Yargı bağımsızlığını ve hâkimlik teminatlarını sağlamanın ana unsurlarından birini Hâkimler ve Savcılar Kurulu’nun yapısında yürütmenin etkisini kaldırmak oluşturur. Türkiye Barolar Birliği’nin 2007 yılında hazırladığı anayasa taslağında Hâkimler ve Savcılar Yüksek Kurulu’nun, Hâkimler Yüksek Kurulu ve Savcılar Yüksek Kurulu olarak ikiye ayrılması önerilmektedir. Yargı organın içerisinde birbirinden farklı görev ve işlevleri yerine getiren bu meslek mensuplarının birlikteliğine son verilmesi, yargı diyalektiğinin kurallarına uygun olarak işlemesini sağlayacağı gibi 'silahların eşitliği' ilkesine de işlerlik kazandıracaktır. Avrupa İnsan Hakları Mahkemesi, bir mahkemenin özellikle yürütme ve davanın taraflarından bağımsız olup olmadığını tespit etmek için diğer şeylerin yanı sıra mahkeme üyelerinin atanma şekli ve hizmet süreleri; dış baskılara karşı güvencelerin varlığı ve bu yapının bağımsız bir görüntü sunup sunmadığı sorusunu göz önüne almaktadır.

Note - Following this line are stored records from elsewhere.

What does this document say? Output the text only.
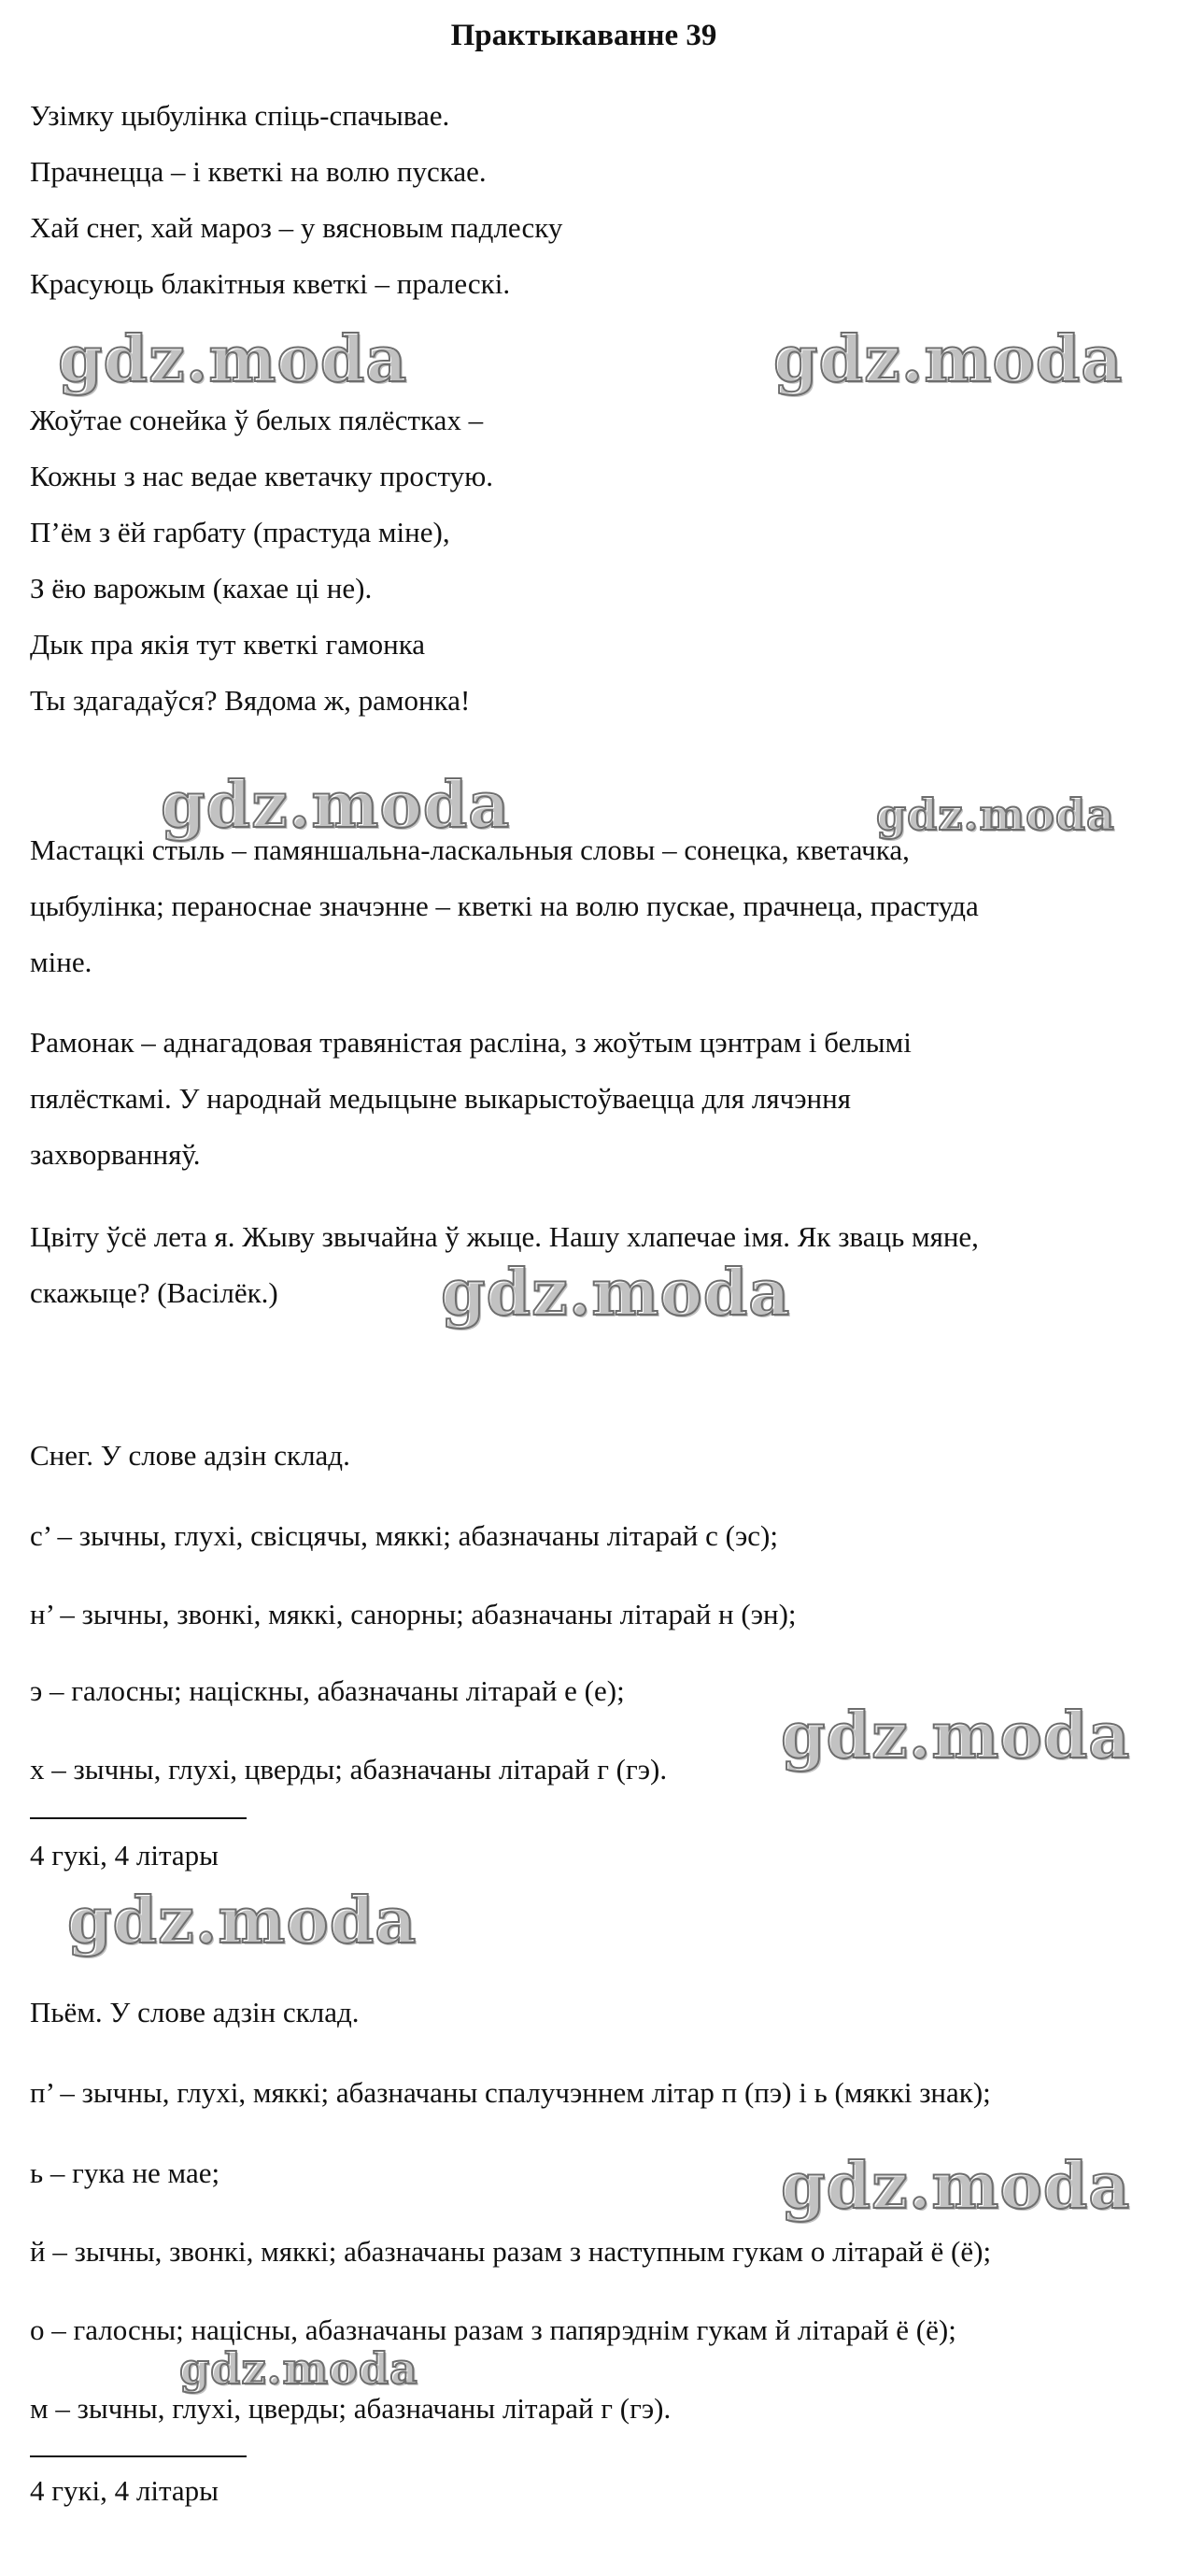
Практыкаванне 39

Узімку цыбулінка спіць-спачывае.

Прачнецца – і кветкі на волю пускае.

Хай снег, хай мароз – у вясновым падлеску

Красуюць блакітныя кветкі – пралескі.

Жоўтае сонейка ў белых пялёстках –

Кожны з нас ведае кветачку простую.

П’ём з ёй гарбату (прастуда міне),

З ёю варожым (кахае ці не).

Дык пра якія тут кветкі гамонка

Ты здагадаўся? Вядома ж, рамонка!

Мастацкі стыль – памяншальна-ласкальныя словы – сонецка, кветачка,

цыбулінка; пераноснае значэнне – кветкі на волю пускае, прачнеца, прастуда

міне.

Рамонак – аднагадовая травяністая расліна, з жоўтым цэнтрам і белымі

пялёсткамі. У народнай медыцыне выкарыстоўваецца для лячэння

захворванняў.

Цвіту ўсё лета я. Жыву звычайна ў жыце. Нашу хлапечае імя. Як зваць мяне,

скажыце? (Васілёк.)

Снег. У слове адзін склад.

с’ – зычны, глухі, свісцячы, мяккі; абазначаны літарай с (эс);

н’ – зычны, звонкі, мяккі, санорны; абазначаны літарай н (эн);

э – галосны; націскны, абазначаны літарай е (е);

х – зычны, глухі, цверды; абазначаны літарай г (гэ).

4 гукі, 4 літары

Пьём. У слове адзін склад.

п’ – зычны, глухі, мяккі; абазначаны спалучэннем літар п (пэ) і ь (мяккі знак);

ь – гука не мае;

й – зычны, звонкі, мяккі; абазначаны разам з наступным гукам о літарай ё (ё);

о – галосны; націсны, абазначаны разам з папярэднім гукам й літарай ё (ё);

м – зычны, глухі, цверды; абазначаны літарай г (гэ).

4 гукі, 4 літары

gdz.moda	gdz.moda
gdz.moda	gdz.moda
gdz.moda
gdz.moda
gdz.moda
gdz.moda
gdz.moda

"HSK'nın her türlü kararına karşı yargı yolu açılmalı"

Türkiye Barolar Birliği olarak bu başlıkta çok sefer dile getirdiğimiz önerilerimizi burada biraz daha ayrıntısı ile paylaşacak olursak;
- Hâkimler ve Savcılar Kurulu; Hâkimler Kurulu ve Savcılar Kurulu şeklinde iki ayrı kurul olarak örgütlenmeli, her iki kurulda TBB tarafından belirlenecek temsilci bulundurulmalı, kurul yürütme organının etkisinde kalmayacağı şekilde oluşturulmalıdır.

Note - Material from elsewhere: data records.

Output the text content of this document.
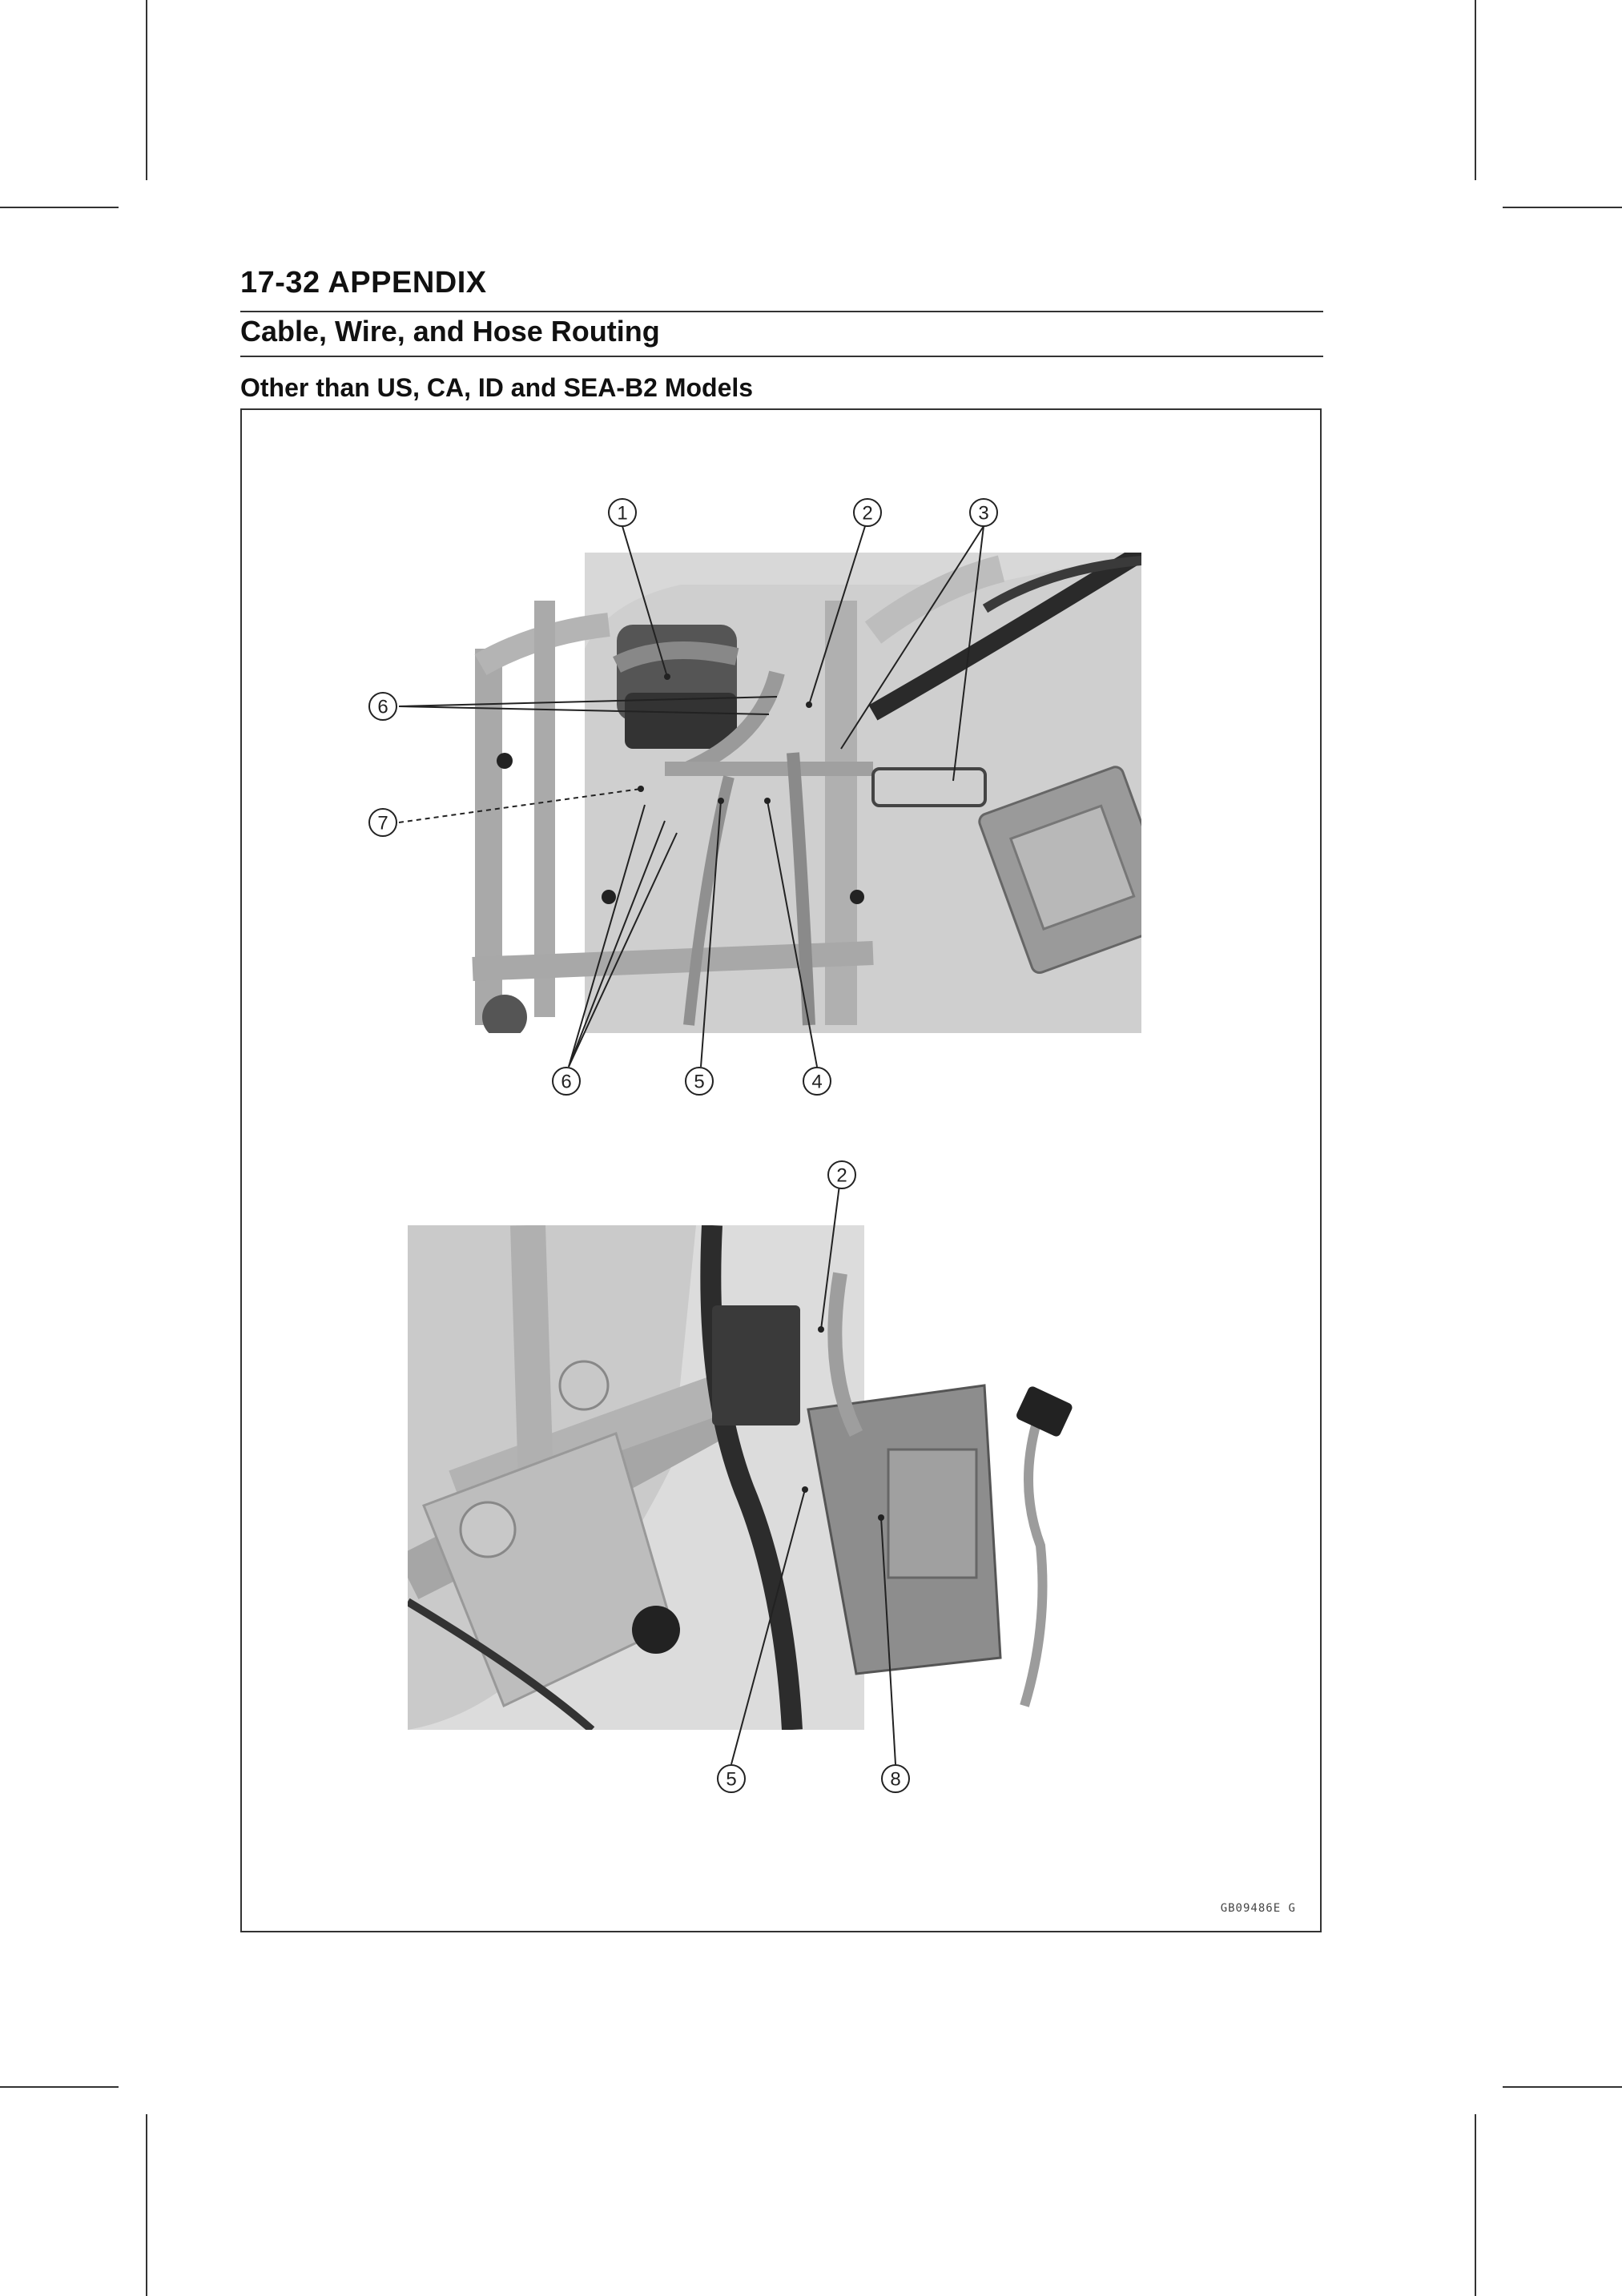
17-32 APPENDIX
Cable, Wire, and Hose Routing
Other than US, CA, ID and SEA-B2 Models
GB09486E G
1	2	3
6
7
6	5	4
2
5	8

- Hâkim ve savcılar için coğrafi teminat sağlanmalıdır.
- Hâkim ve savcılık mesleğine girişte uygulanan mülâkatlarda görev alan kurul, yürütme organının etkisinden çıkacak şekilde genişletilmelidir. Bu kurulda Türkiye Barolar Birliği’nin temsiliyeti sağlanmalıdır. Hak arama hürriyetinin etkin şekilde kullanılabilmesi için mülâkatlar görüntülü kayıt altına alınmalıdır.
- Bölge sistemi coğrafi teminat ekseninde yeniden düzenlenmelidir.

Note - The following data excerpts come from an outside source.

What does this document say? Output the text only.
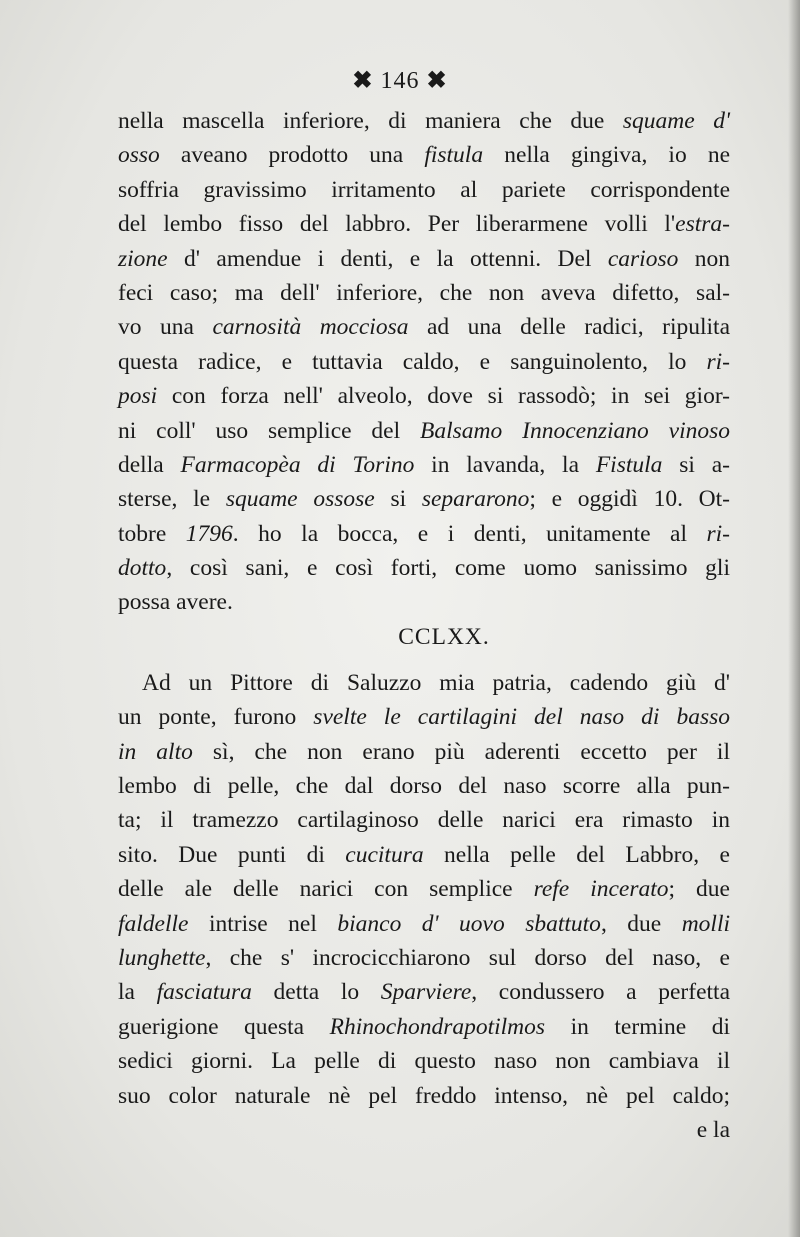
✖ 146 ✖
nella mascella inferiore, di maniera che due squame d'
osso aveano prodotto una fistula nella gingiva, io ne
soffria gravissimo irritamento al pariete corrispondente
del lembo fisso del labbro. Per liberarmene volli l'estra-
zione d' amendue i denti, e la ottenni. Del carioso non
feci caso; ma dell' inferiore, che non aveva difetto, sal-
vo una carnosità mocciosa ad una delle radici, ripulita
questa radice, e tuttavia caldo, e sanguinolento, lo ri-
posi con forza nell' alveolo, dove si rassodò; in sei gior-
ni coll' uso semplice del Balsamo Innocenziano vinoso
della Farmacopèa di Torino in lavanda, la Fistula si a-
sterse, le squame ossose si separarono; e oggidì 10. Ot-
tobre 1796. ho la bocca, e i denti, unitamente al ri-
dotto, così sani, e così forti, come uomo sanissimo gli
possa avere.
CCLXX.
Ad un Pittore di Saluzzo mia patria, cadendo giù d'
un ponte, furono svelte le cartilagini del naso di basso
in alto sì, che non erano più aderenti eccetto per il
lembo di pelle, che dal dorso del naso scorre alla pun-
ta; il tramezzo cartilaginoso delle narici era rimasto in
sito. Due punti di cucitura nella pelle del Labbro, e
delle ale delle narici con semplice refe incerato; due
faldelle intrise nel bianco d' uovo sbattuto, due molli
lunghette, che s' incrocicchiarono sul dorso del naso, e
la fasciatura detta lo Sparviere, condussero a perfetta
guerigione questa Rhinochondrapotilmos in termine di
sedici giorni. La pelle di questo naso non cambiava il
suo color naturale nè pel freddo intenso, nè pel caldo;
e la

- Avrupa İnsan Hakları Mahkemesi ve Anayasa Mahkemesi kararlarına ve içtihatlarına uygun kararlar verilmesi sağlanmalı, HSK’nın bu konudaki ilke kararının mutlak suretle uygulanacağı düzenlenmeli ve buna ilişkin kamuoyuyla şeffaf paylaşımlar yapılacak bir mekanizma kurulmalıdır.
- 'Gecikmesinde sakınca bulunan hallerde, hizmetin aksamaması için Adalet Bakanı, kadro durumu müsait bulunan bir yargı çevresindeki hakim veya savcıyı ihtiyaç duyulan başka bir yargı çevresinde görev yapmak üzere geçici olarak yetkili kılabilir' ifadesi kanundan çıkarılmalıdır.
- 'Disiplin cezaları' objektif ölçütlerle yeniden belirlenmelidir.
- HSK’nın her türlü kararına karşı yargı yolu açılmalıdır.

Avrupa İnsan Hakları Sözleşmesi’nin 6. maddesiyle güvence altına alınan adil yargılanma hakkının önemli bir boyutunu yasayla kurulmuş bağımsız ve tarafsız bir mahkeme tarafından yargılanma hakkı oluştururken, bir diğer boyutunu da savunma hakkı oluşturmaktadır. Yargının kurucu unsurlarından olan savunma, avukatlar tarafından temsil edilmektedir. Savunma hakkının lâyıkıyla hayata geçirilebilmesi için savunmaya tanınan usuli güvencelerin güçlendirilmesi gerekmekle birlikte, bu tek başına yeterli değildir. Savunma hakkının etkili kullanılması ancak bu hakkın hayata geçmesi için temsil görevi gören avukatların mesleki ve örgütsel olarak güçlendirilmeleriyle mümkündür. Her türlü usuli güvencenin sağlandığı bir hukuk düzeninde, savunmayı temsil eden avukatın mesleki yetersizliği halinde, savunma hakkı etkili şekilde kullanılmış olmaz. Bu yönüyle ele alındığında, avukatlık mesleğinin niteliğinin artırılması, adil yargılanma hakkının güçlendirilmesini amaçlayan bir yargı reformu için olmazsa olmazdır. Adil yargılanmayı sağlayan, hâkimin bağımsızlığı ilkesi olduğu kadar nitelikli avukatların da varlığıdır.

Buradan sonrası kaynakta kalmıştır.